Before I started out on my journey of Network Marketing I was a defeated, guarded person. I didn’t trust anyone and lived in a competitive world, where I barely succeeded. My coworkers were negative and despite knowing that negativity was a bad thing, I often joined in the choir of complaining and finding fault. I was miserable and thought that was normal living. Even though I had my faith and a family that loved me, I didn’t know there was a better life. I didn’t know there was a community of people that work together to raise each other up. I thought network marketers were all about dishonesty and scamming people out of their money. I thought it was taking advantage people and brainwashing people to believe that a cheap quality product is better than what I could buy in a store. I honestly had no idea.
When life became so desperate that I knew I had to make a change, I took a chance on what I thought was selling a product. I had recently watched someone else succeed with this product, so maybe I could do it with integrity. That was honestly what I thought! Boy was I in for a shock. It wasn’t like the real estate market, where realtors compete with each other. It wasn’t like the slimy car salesman who tries to tell you a lemon is the best thing for you.

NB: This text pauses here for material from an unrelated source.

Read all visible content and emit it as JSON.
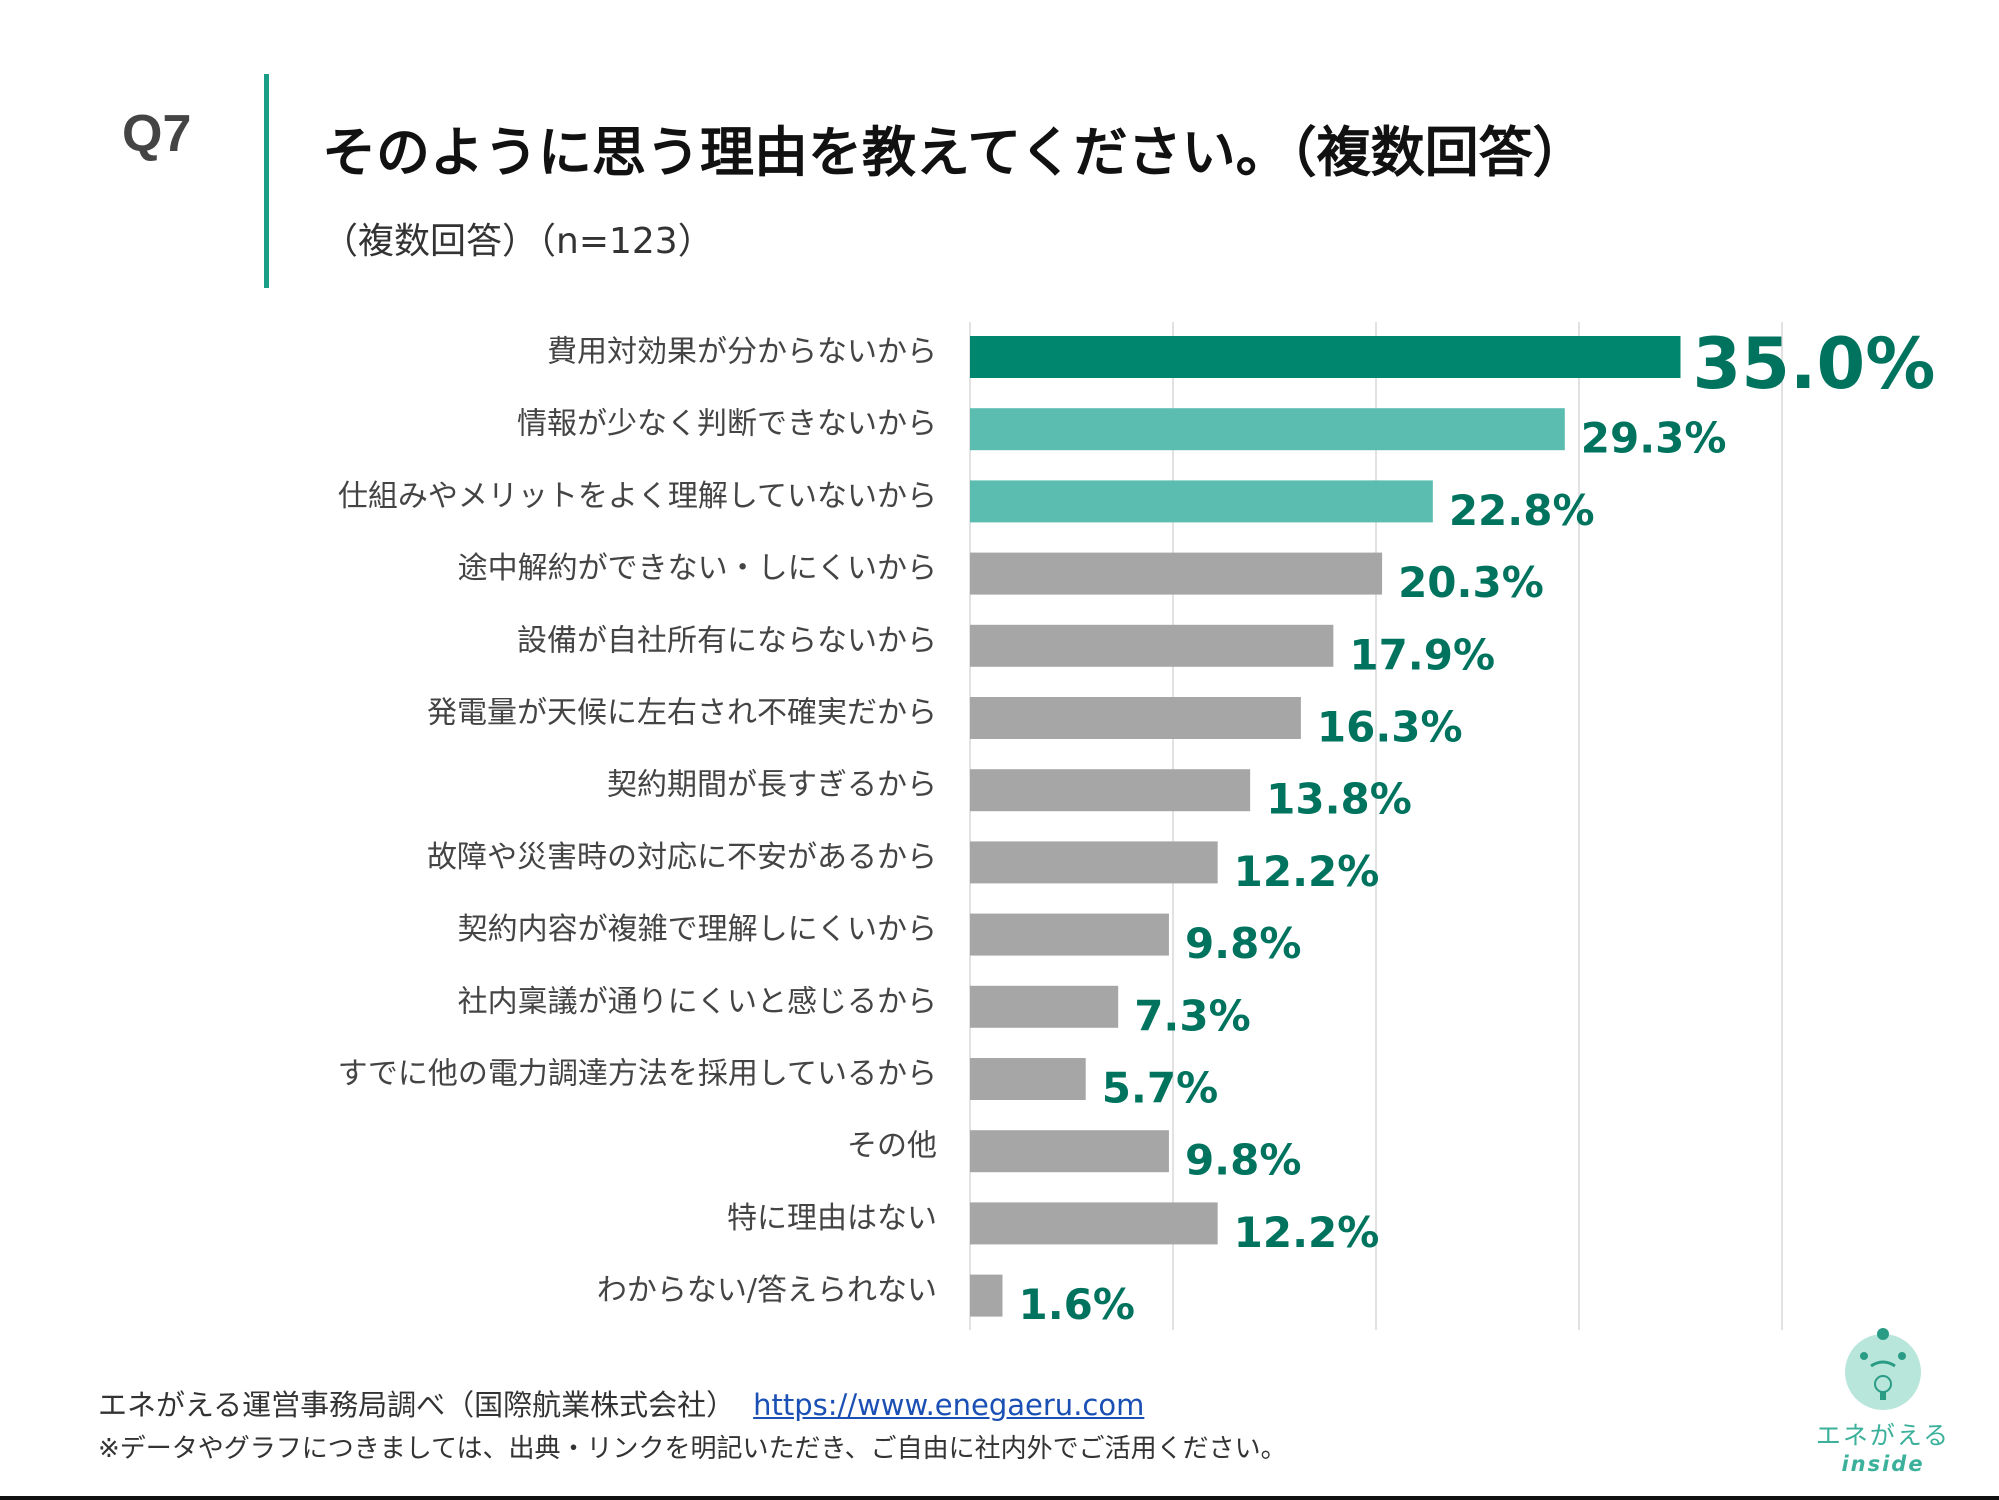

First I found out the product worked! Like unbelievably worked! Then I found out the other people in the business wanted to help me succeed! And everyone was so positive! I kept looking for a catch. I kept thinking if something is too good to be true, then it’s probably a lie. I started to learn how we get paid and that didn’t make sense at all. They were saying I was going to get paid seven different ways. And all I kept thinking was, where is this money coming from? How can this possibly be true? Then the pay checks started to come in, so I knew it wasn’t a lie. But it took many months to understand how the pay plan worked and how I was getting paid. It was like having to relearn a completely new language. One that you never thought existed or even imagined could.

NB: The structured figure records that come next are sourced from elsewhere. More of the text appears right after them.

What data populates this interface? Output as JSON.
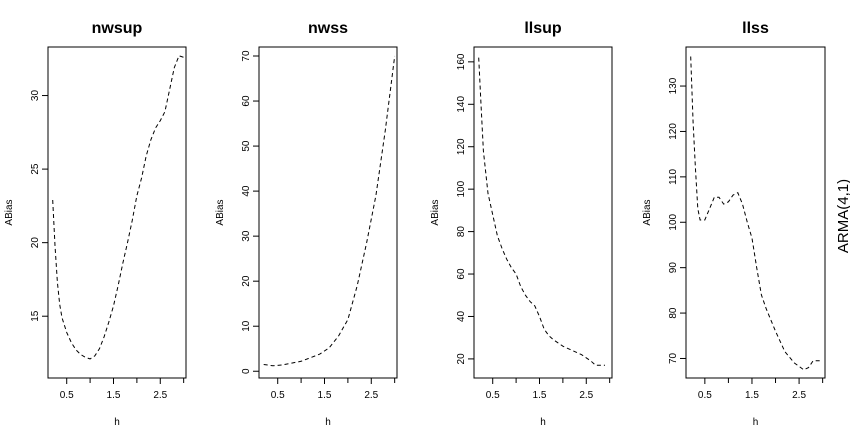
{
  "side_label": "ARMA(4,1)",
  "chart_data": [
    {
      "type": "line",
      "title": "nwsup",
      "xlabel": "h",
      "ylabel": "ABias",
      "xlim": [
        0.1,
        3.05
      ],
      "ylim": [
        10.8,
        33.3
      ],
      "xticks": [
        0.5,
        1.5,
        2.5
      ],
      "yticks": [
        15,
        20,
        25,
        30
      ],
      "series": [
        {
          "x": [
            0.2,
            0.25,
            0.3,
            0.35,
            0.4,
            0.5,
            0.6,
            0.7,
            0.8,
            0.9,
            1.0,
            1.1,
            1.2,
            1.3,
            1.4,
            1.5,
            1.6,
            1.7,
            1.8,
            1.9,
            2.0,
            2.1,
            2.2,
            2.3,
            2.4,
            2.5,
            2.6,
            2.7,
            2.8,
            2.9,
            3.0
          ],
          "y": [
            22.9,
            19.8,
            17.3,
            15.8,
            14.9,
            13.9,
            13.2,
            12.7,
            12.4,
            12.2,
            12.1,
            12.3,
            12.8,
            13.6,
            14.6,
            15.7,
            17.1,
            18.6,
            20.0,
            21.5,
            23.2,
            24.4,
            25.9,
            27.0,
            27.8,
            28.3,
            28.9,
            30.4,
            31.9,
            32.7,
            32.6
          ]
        }
      ]
    },
    {
      "type": "line",
      "title": "nwss",
      "xlabel": "h",
      "ylabel": "ABias",
      "xlim": [
        0.1,
        3.05
      ],
      "ylim": [
        -1.5,
        72
      ],
      "xticks": [
        0.5,
        1.5,
        2.5
      ],
      "yticks": [
        0,
        10,
        20,
        30,
        40,
        50,
        60,
        70
      ],
      "series": [
        {
          "x": [
            0.2,
            0.4,
            0.6,
            0.8,
            1.0,
            1.2,
            1.4,
            1.6,
            1.8,
            2.0,
            2.2,
            2.4,
            2.6,
            2.8,
            3.0
          ],
          "y": [
            1.5,
            1.2,
            1.4,
            1.8,
            2.2,
            3.0,
            3.8,
            5.2,
            7.8,
            11.5,
            19.0,
            28.5,
            39.0,
            53.5,
            70.0
          ]
        }
      ]
    },
    {
      "type": "line",
      "title": "llsup",
      "xlabel": "h",
      "ylabel": "ABias",
      "xlim": [
        0.1,
        3.05
      ],
      "ylim": [
        11,
        167
      ],
      "xticks": [
        0.5,
        1.5,
        2.5
      ],
      "yticks": [
        20,
        40,
        60,
        80,
        100,
        120,
        140,
        160
      ],
      "series": [
        {
          "x": [
            0.2,
            0.25,
            0.3,
            0.35,
            0.4,
            0.5,
            0.6,
            0.7,
            0.8,
            0.9,
            1.0,
            1.1,
            1.2,
            1.3,
            1.4,
            1.5,
            1.6,
            1.7,
            1.8,
            2.0,
            2.2,
            2.4,
            2.6,
            2.7,
            2.8,
            2.9
          ],
          "y": [
            162,
            140,
            118,
            108,
            98,
            88,
            78,
            72,
            67,
            63,
            60,
            54,
            50,
            47,
            45,
            40,
            34,
            31,
            29,
            26,
            24,
            22,
            19,
            17,
            17,
            17
          ]
        }
      ]
    },
    {
      "type": "line",
      "title": "llss",
      "xlabel": "h",
      "ylabel": "ABias",
      "xlim": [
        0.1,
        3.05
      ],
      "ylim": [
        65.7,
        138.6
      ],
      "xticks": [
        0.5,
        1.5,
        2.5
      ],
      "yticks": [
        70,
        80,
        90,
        100,
        110,
        120,
        130
      ],
      "series": [
        {
          "x": [
            0.2,
            0.25,
            0.3,
            0.35,
            0.4,
            0.5,
            0.6,
            0.7,
            0.8,
            0.9,
            1.0,
            1.1,
            1.2,
            1.3,
            1.4,
            1.5,
            1.6,
            1.7,
            1.8,
            2.0,
            2.2,
            2.4,
            2.6,
            2.7,
            2.8,
            2.9,
            3.0
          ],
          "y": [
            136.5,
            122,
            112,
            103,
            100.5,
            100.5,
            103,
            105.5,
            105.5,
            104,
            104.5,
            106,
            106.5,
            104,
            100,
            96.5,
            90,
            84,
            81,
            76,
            71.5,
            69,
            67.5,
            68,
            69.5,
            69.5,
            69.5
          ]
        }
      ]
    }
  ]
}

As I continued my journey I realized that it was all true. My heart kept growing with excitement. My dreams didn’t feel unrealistic anymore. My minimal dreams in life, began to grow to huge expectations. My belief in people, started to grow. My walls started to crumble and I began to see the good in everyone, instead of prejudging people. I realized that life wasn’t miserable. And I began to be happy. I began to believe in myself and love myself again.
So today I wish everyone a Happy Valentine’s Day! My hope is that everyone will find this new world and live a blessed, loved life.